You can use docker-compose-hardware.yml as a template:

environment:
  - "LIDAR_IP=192.168.110.25"
  - "LIDAR_ANGLE=-1.3735"
  - "RECORD_BAG=0"
  - "RECORD_FOLDER=/data/bags"
devices:
  - "/dev/ttyUSB0:/dev/ttyUSB0"
  • LIDAR_IP the IP address of the LMS400.
  • LIDAR_ANGLE the rotation of the LMS400 in radians: 0 is horizontal.
  • RECORD_BAG 0 don't save bag files, 1 save bag file with all the topics.
  • RECORD_FOLDER destination of the bag recording
  • devices device address of the serial device of the PX4

Make the necessary modifications to adapt it to your actual settings and you can run with docker-compose -f docker-compose-hardware.yml

Known issues

At the moment, the real time point cloud plot resets the view on every refresh. We are trying different alternatives and configuration to make more useful.
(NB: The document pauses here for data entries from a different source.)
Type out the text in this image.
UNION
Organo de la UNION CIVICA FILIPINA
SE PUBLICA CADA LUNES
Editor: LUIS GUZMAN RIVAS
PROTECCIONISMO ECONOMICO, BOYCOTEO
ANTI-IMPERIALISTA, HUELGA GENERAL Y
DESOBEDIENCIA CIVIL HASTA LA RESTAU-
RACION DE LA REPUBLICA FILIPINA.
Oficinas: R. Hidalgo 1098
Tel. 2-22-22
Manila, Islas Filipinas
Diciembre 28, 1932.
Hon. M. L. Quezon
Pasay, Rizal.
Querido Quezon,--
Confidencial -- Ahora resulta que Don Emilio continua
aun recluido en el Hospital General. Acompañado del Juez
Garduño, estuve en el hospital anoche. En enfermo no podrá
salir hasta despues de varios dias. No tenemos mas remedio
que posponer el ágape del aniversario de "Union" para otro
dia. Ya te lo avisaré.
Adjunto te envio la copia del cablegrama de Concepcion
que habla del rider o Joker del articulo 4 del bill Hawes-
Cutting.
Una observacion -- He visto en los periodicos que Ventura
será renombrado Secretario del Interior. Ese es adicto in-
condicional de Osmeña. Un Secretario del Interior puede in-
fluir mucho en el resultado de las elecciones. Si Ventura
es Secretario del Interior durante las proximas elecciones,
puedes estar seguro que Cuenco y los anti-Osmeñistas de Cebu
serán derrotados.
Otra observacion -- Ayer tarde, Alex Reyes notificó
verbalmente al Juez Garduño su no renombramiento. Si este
The frequency of the point cloud generation in ROS is not as fast as the actual scan rate from the LiDAR. To get full LiDAR resolution it is necessary to post-process the data.

ROS Implementation

You can use ROS natively without using Docker. Follow the instructions in ROS Setup to get a ROS environment in your computer. The instructions may change slightly depending on your Linux Distribution.

Project funding

This software was developed as part of the project AGL2017-85222-R funded by MCIN/AEI/10.13039/501100011033 and "ERDF A way of making Europe".